There are lots of reasons that it’s wise for cycling women to get the recommended 1,000 mg. of calcium daily: This mineral reduces your risk of bone thinning as you age, it could lower your chances of developing colon or rectal cancer, it has the potential to lower blood pressure and it’s even been shown to help with weight management.
And, there’s one more major benefit if you’re a woman who experiences bothersome premenstrual woes, such as moodiness, anger, water retention, food cravings, anxiety, depression, fatigue and/or pain: Calcium can ease pre-period problems, leading to a happier premenstrual week.
New studies reinforce the link between calcium and PMS
A new study in the journal Obstetrics & Gynecology Science and another new study in the Journal of Caring Sciences found that women with premenstrual syndrome (PMS) who took a daily 500 mg. calcium supplement experienced a significant reduction in both psychological and physical symptoms within two months and three months, respectively, compared to those not given calcium.
This new research supports numerous past studies (including this, this, this and this) that have also found evidence that 500 mg. to 1200 mg. of calcium daily can reduce premenstrual woes, cementing this mineral as a natural line of defense against pre-period complaints.
How calcium eases premenstrual problems
Researchers suspect that calcium has the ability to balance out your hormones, making you less prone to unpleasant side effects when estrogen dips in your premenstrual week.
But, don’t expect an overnight miracle. It can take at least two cycles of daily calcium intake to start experiencing premenstrual relief, the research shows. So, patience is key.
Are calcium supplements safe?
Getting nutrients from food sources is typically considered better than supplements since researchers feel there may be other compounds in food that work synergistically to make certain nutrients more beneficial. So, if you’re looking for calcium from food, you can find it in yogurt, cheese, sardines and, of course, milk. You can find more edible sources of calcium here.
That said, taking a calcium in supplement form is obviouslyfar more convenient since you can pinpoint exactly how much calcium you’re getting daily and overcome dietary restrictions (such as lactose intolerance or veganism) that can make getting enough calcium from foods challenging.
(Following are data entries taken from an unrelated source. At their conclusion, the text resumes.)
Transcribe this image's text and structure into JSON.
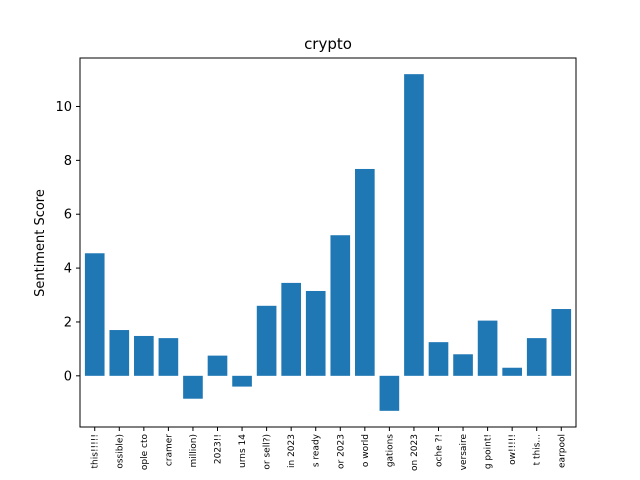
{
  "chart_data": {
    "type": "bar",
    "title": "crypto",
    "xlabel": "",
    "ylabel": "Sentiment Score",
    "categories": [
      "this!!!!!",
      "ossible)",
      "ople cto",
      "cramer",
      "million)",
      "2023!!",
      "urns 14",
      "or sell?)",
      "in 2023",
      "s ready",
      "or 2023",
      "o world",
      "gations",
      "on 2023",
      "oche ?!",
      "versaire",
      "g point!",
      "ow!!!!!",
      "t this...",
      "earpool"
    ],
    "values": [
      4.55,
      1.7,
      1.48,
      1.4,
      -0.85,
      0.75,
      -0.4,
      2.6,
      3.45,
      3.15,
      5.22,
      7.68,
      -1.3,
      11.2,
      1.25,
      0.8,
      2.05,
      0.3,
      1.4,
      2.48
    ],
    "yticks": [
      0,
      2,
      4,
      6,
      8,
      10
    ],
    "ylim": [
      -1.9,
      11.8
    ],
    "bar_color": "#1f77b4",
    "grid": false,
    "legend": "none"
  }
}
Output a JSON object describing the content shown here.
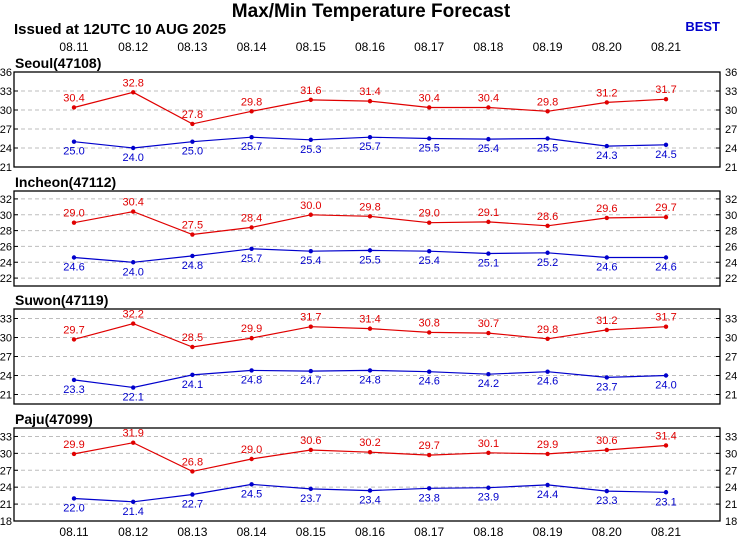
{
  "title": "Max/Min Temperature Forecast",
  "issued": "Issued at 12UTC 10 AUG 2025",
  "badge": "BEST",
  "colors": {
    "max": "#e00000",
    "min": "#0000cc",
    "grid": "#bdbdbd"
  },
  "chart_data": [
    {
      "type": "line",
      "station": "Seoul(47108)",
      "categories": [
        "08.11",
        "08.12",
        "08.13",
        "08.14",
        "08.15",
        "08.16",
        "08.17",
        "08.18",
        "08.19",
        "08.20",
        "08.21"
      ],
      "yticks": [
        21,
        24,
        27,
        30,
        33,
        36
      ],
      "ylim": [
        21,
        36
      ],
      "grid": true,
      "series": [
        {
          "color": "#e00000",
          "values": [
            30.4,
            32.8,
            27.8,
            29.8,
            31.6,
            31.4,
            30.4,
            30.4,
            29.8,
            31.2,
            31.7
          ]
        },
        {
          "color": "#0000cc",
          "values": [
            25.0,
            24.0,
            25.0,
            25.7,
            25.3,
            25.7,
            25.5,
            25.4,
            25.5,
            24.3,
            24.5
          ]
        }
      ]
    },
    {
      "type": "line",
      "station": "Incheon(47112)",
      "categories": [
        "08.11",
        "08.12",
        "08.13",
        "08.14",
        "08.15",
        "08.16",
        "08.17",
        "08.18",
        "08.19",
        "08.20",
        "08.21"
      ],
      "yticks": [
        22,
        24,
        26,
        28,
        30,
        32
      ],
      "ylim": [
        21,
        33
      ],
      "grid": true,
      "series": [
        {
          "color": "#e00000",
          "values": [
            29.0,
            30.4,
            27.5,
            28.4,
            30.0,
            29.8,
            29.0,
            29.1,
            28.6,
            29.6,
            29.7
          ]
        },
        {
          "color": "#0000cc",
          "values": [
            24.6,
            24.0,
            24.8,
            25.7,
            25.4,
            25.5,
            25.4,
            25.1,
            25.2,
            24.6,
            24.6
          ]
        }
      ]
    },
    {
      "type": "line",
      "station": "Suwon(47119)",
      "categories": [
        "08.11",
        "08.12",
        "08.13",
        "08.14",
        "08.15",
        "08.16",
        "08.17",
        "08.18",
        "08.19",
        "08.20",
        "08.21"
      ],
      "yticks": [
        21,
        24,
        27,
        30,
        33
      ],
      "ylim": [
        19.5,
        34.5
      ],
      "grid": true,
      "series": [
        {
          "color": "#e00000",
          "values": [
            29.7,
            32.2,
            28.5,
            29.9,
            31.7,
            31.4,
            30.8,
            30.7,
            29.8,
            31.2,
            31.7
          ]
        },
        {
          "color": "#0000cc",
          "values": [
            23.3,
            22.1,
            24.1,
            24.8,
            24.7,
            24.8,
            24.6,
            24.2,
            24.6,
            23.7,
            24.0
          ]
        }
      ]
    },
    {
      "type": "line",
      "station": "Paju(47099)",
      "categories": [
        "08.11",
        "08.12",
        "08.13",
        "08.14",
        "08.15",
        "08.16",
        "08.17",
        "08.18",
        "08.19",
        "08.20",
        "08.21"
      ],
      "yticks": [
        18,
        21,
        24,
        27,
        30,
        33
      ],
      "ylim": [
        18,
        34.5
      ],
      "grid": true,
      "series": [
        {
          "color": "#e00000",
          "values": [
            29.9,
            31.9,
            26.8,
            29.0,
            30.6,
            30.2,
            29.7,
            30.1,
            29.9,
            30.6,
            31.4
          ]
        },
        {
          "color": "#0000cc",
          "values": [
            22.0,
            21.4,
            22.7,
            24.5,
            23.7,
            23.4,
            23.8,
            23.9,
            24.4,
            23.3,
            23.1
          ]
        }
      ]
    }
  ]
}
You may have heard over recent years that calcium supplements were linked to a higher heart attack risk. However, after reviewing the research, the American Society for Preventive Cardiology and the National Osteoporosis Foundation have concluded that supplementing with calcium “has no relationship (beneficial or harmful) with the risk for cardiovascular and cerebrovascular disease, mortality, or all-cause mortality in generally healthy adults.” And “calcium intake from food and supplements that does not exceed the upper tolerable limit (defined by the National Academy of Medicine as 2000 to 2500 mg/d) should be considered safe from a cardiovascular standpoint.”
In other words, calcium supplements are safe for most healthy individuals.
Of course, you should always consult with your healthcare provider when starting any new supplement regimen since many can interfere with some medications–and calcium is one of them, for instance, it can interact with certain antibiotics and anticonvulsants. You can learn more here.
The bottom line
Whether you get your recommended 1,000 mg. of calcium daily from food or supplements, you can reduce premenstrual psychological and physical problems within as little as two months.